Alain Bertrand estime qu’il faut être proactif. « Tout le dossier de la reconnaissance des acquis est important. Il nous faut établir un programme qui peut aider les nouveaux arrivants à atteindre le niveau nécessaire pour qu’ils puissent enseigner ici », mentionne M. Bertrand.

Désengorger Sainte-Jeanne-d’Arc
Audrey Lavoie, de Sherwood Park, et Alain Bertrand, de Beaumont, ont soutenu que le CSCN devait trouver une solution pour désengorger l’école Sainte-Jeanne-d’Arc (SJA), qui compte plus de 450 élèves de la maternelle à la 6e année.

« Il nous faut une nouvelle école. Je connais plusieurs parents de jeunes enfants qui vont à SJA. Cela représente une problématique, notamment au niveau des longs trajets d’autobus. Il faudrait voir si le bassin est suffisamment grand pour envisager une nouvelle école », indique Mme Lavoie.

Alain Bertrand est plus nuancé. « Il y a des besoins à adresser et il faut augmenter le nombre d’écoles. Je sais qu’à Beaumont, il y aurait un certain intérêt des parents. Cependant, cela représenterait un choix à faire entre l’école SJA et commencer une nouvelle école avec des classes modulaires. C’est certain que cela jouerait dans la décision de certains », fait-il remarquer.

À savoir si cette future école serait catholique ou publique, Kevin Bell croit que ce n’est pas à lui de se prononcer sur la question. « Cela reviendrait aux parents, à mon avis, de décider clairement quel type d’école il faudrait créer », partage-t-il.

Enseignant anglophone
Après avoir obtenu l’engagement des candidats que l’école Joseph-Moreau allait demeurer la priorité du Conseil scolaire Centre-Nord au niveau des infrastructures, le président de la Société de parents de cette école, Pierre Asselin, a interpelé la présidente du CSCN sur le fait que le conseil avait embauché un enseignant unilingue anglophone à l’école Maurice-Lavallée pour enseigner à la fois des cours d’anglais et des cours d’arts visuels.

M. Asselin partageait publiquement le mécontentement de plusieurs parents ayant des enfants à l’école francophone, qui se demande si le conseil n’avait pas franchi la ligne sur une question aussi importante que la langue d’enseignement.

Karen Doucet a une fois de plus fait face à la musique. « C’est un choix de la directrice d’école. À mon avis, il faut embaucher le meilleur enseignant disponible et il faut présumer, dans ce cas-ci, que c’était la meilleure embauche », a-t-elle lancé, créant des murmures dans la salle.

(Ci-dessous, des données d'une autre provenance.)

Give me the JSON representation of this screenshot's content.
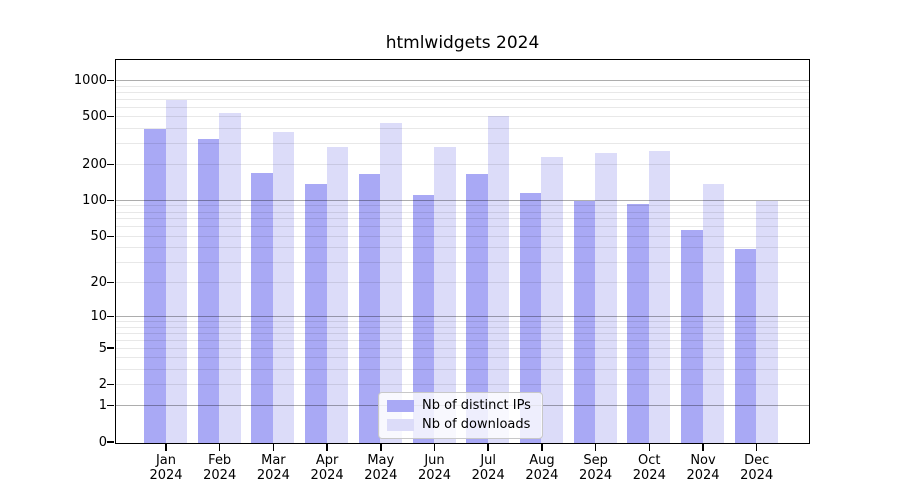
{
  "title": "htmlwidgets 2024",
  "colors": {
    "bar_ips": "#a9a9f5",
    "bar_downloads": "#dcdcf9",
    "grid_major": "rgba(0,0,0,0.32)",
    "grid_minor": "rgba(0,0,0,0.09)",
    "axis": "#000000",
    "legend_border": "#c8c8c8"
  },
  "legend": {
    "items": [
      {
        "label": "Nb of distinct IPs",
        "color_key": "bar_ips"
      },
      {
        "label": "Nb of downloads",
        "color_key": "bar_downloads"
      }
    ],
    "position": "lower center"
  },
  "chart_data": {
    "type": "bar",
    "title": "htmlwidgets 2024",
    "categories": [
      "Jan 2024",
      "Feb 2024",
      "Mar 2024",
      "Apr 2024",
      "May 2024",
      "Jun 2024",
      "Jul 2024",
      "Aug 2024",
      "Sep 2024",
      "Oct 2024",
      "Nov 2024",
      "Dec 2024"
    ],
    "series": [
      {
        "name": "Nb of distinct IPs",
        "values": [
          400,
          330,
          172,
          140,
          167,
          112,
          167,
          116,
          100,
          95,
          57,
          39
        ]
      },
      {
        "name": "Nb of downloads",
        "values": [
          700,
          545,
          378,
          285,
          450,
          280,
          510,
          235,
          252,
          260,
          140,
          100
        ]
      }
    ],
    "xlabel": "",
    "ylabel": "",
    "yticks": [
      0,
      1,
      2,
      5,
      10,
      20,
      50,
      100,
      200,
      500,
      1000
    ],
    "yscale": "log1p",
    "ylim": [
      0,
      1200
    ],
    "grid": true,
    "legend_position": "lower center"
  }
}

« C’est une opportunité de l’accueillir et lui faire apprendre le français. Pour ce qui est du fait que cet enseignant donnera des cours d’arts visuels, cela n’est que temporaire et un traducteur viendra l’épauler », affirme-t-elle.

Parmi les autres sujets abordés pendant le forum, il a aussi été question de sécurité dans les écoles, de cours d’anglais adaptés pour les élèves immigrants, d’encadrement d’élèves ayant des besoins spéciaux
et du nombre d’élèves dans les salles de classe.